Gabriel Dominguez, journaliste au Japan Times, rapporte que le Japon et le Canada ont franchi une étape importante dans le renforcement de leur coopération en matière de sécurité en signant, mardi 8 juillet 2025 à Tokyo, un Security of Information Agreement (SIA). Ce traité juridiquement contraignant vise à encadrer le partage, le stockage, le traitement et la destruction de renseignements sensibles entre les deux pays. Il ne détermine pas en soi quelles informations seront échangées, mais établit le cadre légal permettant leur circulation future dans un contexte de collaboration stratégique accrue.
L’accord a été signé par le ministre japonais des Affaires étrangères, Takeshi Iwaya, et la ministre canadienne des Affaires étrangères, Anita Anand, au terme d’un processus de négociation entamé il y a plus de deux ans. Il reste à être ratifié par les parlements respectifs avant d’entrer pleinement en vigueur.
Pour Takeshi Iwaya, ce traité revêt une « profonde signification » à l’heure où l’environnement géopolitique mondial devient plus incertain. Il permettra, selon lui, de fluidifier grandement les échanges d’informations de sécurité confidentielles entre le Canada et le Japon. Anita Anand, en visite officielle de deux jours au Japon, a décrit l’accord comme un « jalon important » de la relation stratégique entre les deux nations, qualifiant même ce pacte de « pas critique sur tous les plans », notamment dans le prolongement du plan d’action bilatéral lancé en octobre 2022.
Coopération militaire, industrielle et diplomatique
Gabriel Dominguez précise que le SIA devrait ouvrir la voie à une coopération plus étroite sur le plan militaire et industriel, notamment par la signature éventuelle d’un accord sur le transfert d’équipements et de technologies de défense. Le gouvernement canadien souligne que ce type d’accord facilite l’accès d’entreprises accréditées à des données classifiées, leur permettant ainsi de participer à des appels d’offres sensibles dans les domaines de la défense, de l’aérospatial, du nucléaire ou encore de l’espace.

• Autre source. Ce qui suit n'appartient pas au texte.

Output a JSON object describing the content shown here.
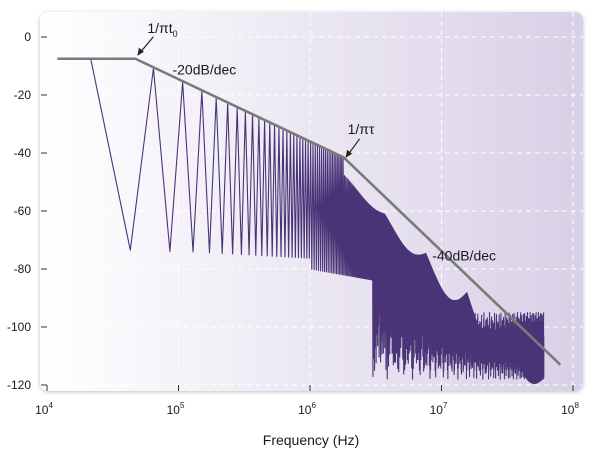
{
  "chart_data": {
    "type": "line",
    "xlabel": "Frequency (Hz)",
    "ylabel": "",
    "xscale": "log",
    "xlim": [
      10000,
      100000000
    ],
    "ylim": [
      -120,
      0
    ],
    "x_ticks": [
      {
        "base": "10",
        "exp": "4",
        "value": 10000
      },
      {
        "base": "10",
        "exp": "5",
        "value": 100000
      },
      {
        "base": "10",
        "exp": "6",
        "value": 1000000
      },
      {
        "base": "10",
        "exp": "7",
        "value": 10000000
      },
      {
        "base": "10",
        "exp": "8",
        "value": 100000000
      }
    ],
    "y_ticks": [
      {
        "label": "0",
        "value": 0
      },
      {
        "label": "-20",
        "value": -20
      },
      {
        "label": "-40",
        "value": -40
      },
      {
        "label": "-60",
        "value": -60
      },
      {
        "label": "-80",
        "value": -80
      },
      {
        "label": "-100",
        "value": -100
      },
      {
        "label": "-120",
        "value": -120
      }
    ],
    "grid": true,
    "colors": {
      "spectrum": "#4a3478",
      "envelope": "#7a7a7a",
      "background_left": "#ffffff",
      "background_right": "#d8d0e6"
    },
    "envelope": {
      "x": [
        12000,
        47000,
        1800000,
        80000000
      ],
      "y": [
        -7.5,
        -7.5,
        -41.5,
        -113
      ]
    },
    "spectrum": {
      "f0": 21500,
      "t0_corner": 47000,
      "tau_corner": 1800000,
      "f_end": 60000000,
      "peak_start": -7.5
    },
    "annotations": [
      {
        "id": "corner-t0",
        "base": "1/πt",
        "sub": "0",
        "x": 47000,
        "y": -7.5
      },
      {
        "id": "slope-20",
        "text": "-20dB/dec",
        "x": 90000,
        "y": -13
      },
      {
        "id": "corner-tau",
        "base": "1/πτ",
        "sub": "",
        "x": 1800000,
        "y": -42
      },
      {
        "id": "slope-40",
        "text": "-40dB/dec",
        "x": 8500000,
        "y": -77
      }
    ]
  }
}
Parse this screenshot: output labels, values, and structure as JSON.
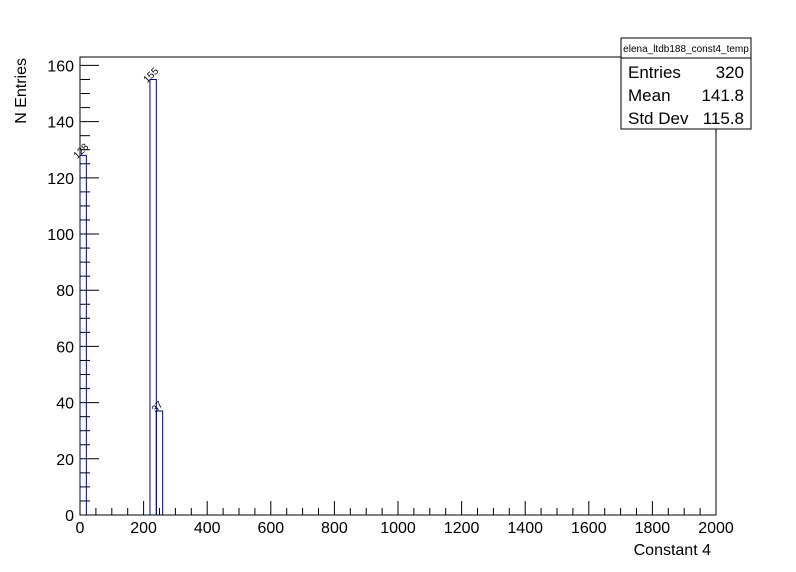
{
  "chart_data": {
    "type": "bar",
    "title": "",
    "xlabel": "Constant 4",
    "ylabel": "N Entries",
    "xlim": [
      0,
      2000
    ],
    "ylim": [
      0,
      163
    ],
    "x_ticks": [
      0,
      200,
      400,
      600,
      800,
      1000,
      1200,
      1400,
      1600,
      1800,
      2000
    ],
    "y_ticks": [
      0,
      20,
      40,
      60,
      80,
      100,
      120,
      140,
      160
    ],
    "bin_width": 20,
    "bins": [
      {
        "x_low": 0,
        "x_high": 20,
        "value": 128
      },
      {
        "x_low": 220,
        "x_high": 240,
        "value": 155
      },
      {
        "x_low": 240,
        "x_high": 260,
        "value": 37
      }
    ],
    "bar_labels": [
      "128",
      "155",
      "37"
    ],
    "bar_color": "#000099",
    "stats_box": {
      "title": "elena_ltdb188_const4_temp",
      "rows": [
        {
          "label": "Entries",
          "value": "320"
        },
        {
          "label": "Mean",
          "value": "141.8"
        },
        {
          "label": "Std Dev",
          "value": "115.8"
        }
      ]
    }
  }
}
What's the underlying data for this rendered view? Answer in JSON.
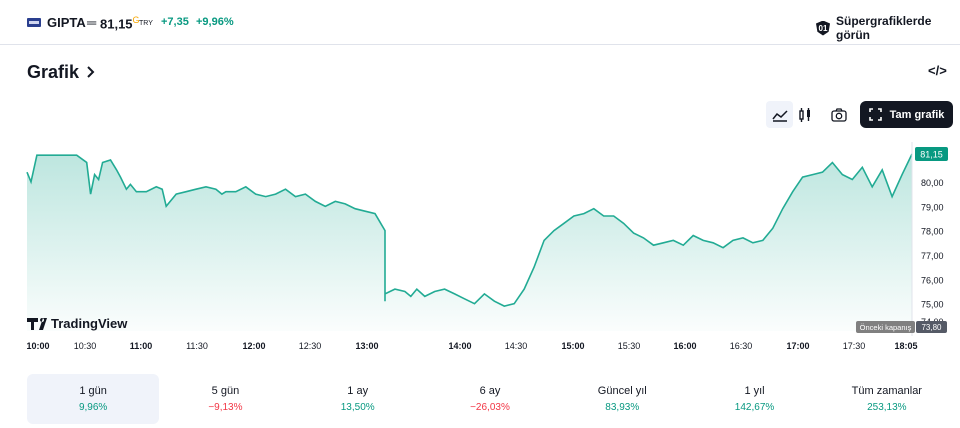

L’accord s’inscrit aussi dans un contexte plus large d’expansion de la présence militaire et diplomatique canadienne dans l’Indo-Pacifique. Le Canada, sous l’impulsion du gouvernement de Mark Carney, renforce ses liens avec plusieurs partenaires asiatiques stratégiques comme le Japon, la Corée du Sud et les Philippines. Lors du dernier sommet du G7, tenu à Kananaskis (Alberta) en juin, le premier ministre canadien et son homologue japonais, Shigeru Ishiba, avaient déjà discuté de cette convergence sécuritaire grandissante.
Du côté japonais, l’accord s’insère dans une stratégie de renforcement des exportations d’équipements militaires et de technologies de défense, alors que Tokyo multiplie les partenariats bilatéraux dans des domaines aussi variés que la cybersécurité, les opérations spatiales ou les forces spéciales. La coopération avec le Canada s’étend ainsi bien au-delà des traditionnels domaines terrestres, maritimes et aériens.
Vers une intégration partielle au groupe des Five Eyes?
Le Japan Times souligne que cet accord illustre aussi la volonté du Japon de se rapprocher des membres du partenariat de renseignement anglo-saxon des Five Eyes, composé des États-Unis, du Royaume-Uni, de l’Australie, de la Nouvelle-Zélande et du Canada. Bien que le Japon ne soit pas membre officiel du groupe, Tokyo travaille en étroite collaboration avec trois de ses membres (États-Unis, Royaume-Uni, Australie) et cherche désormais à finaliser un accord similaire avec la Nouvelle-Zélande.
Déjà, en novembre dernier, le Japon avait accueilli une rencontre de hauts gradés des Five Eyes, une première pour un pays non membre. Interrogée en mai par le Japan Times, la ministre néo-zélandaise de la Défense, Judith Collins, affirmait qu’une intégration complète du Japon n’était pas imminente, mais que Tokyo avait déjà pu bénéficier ponctuellement de renseignements émanant du groupe — une coopération appelée à se poursuivre « lorsque cela est jugé approprié ».
Ainsi, la signature du SIA avec le Canada, tout comme les discussions en cours avec la Nouvelle-Zélande, pourraient contribuer à fluidifier davantage les flux de renseignements avec ce cercle fermé, sans toutefois en faire un membre officiel à court terme.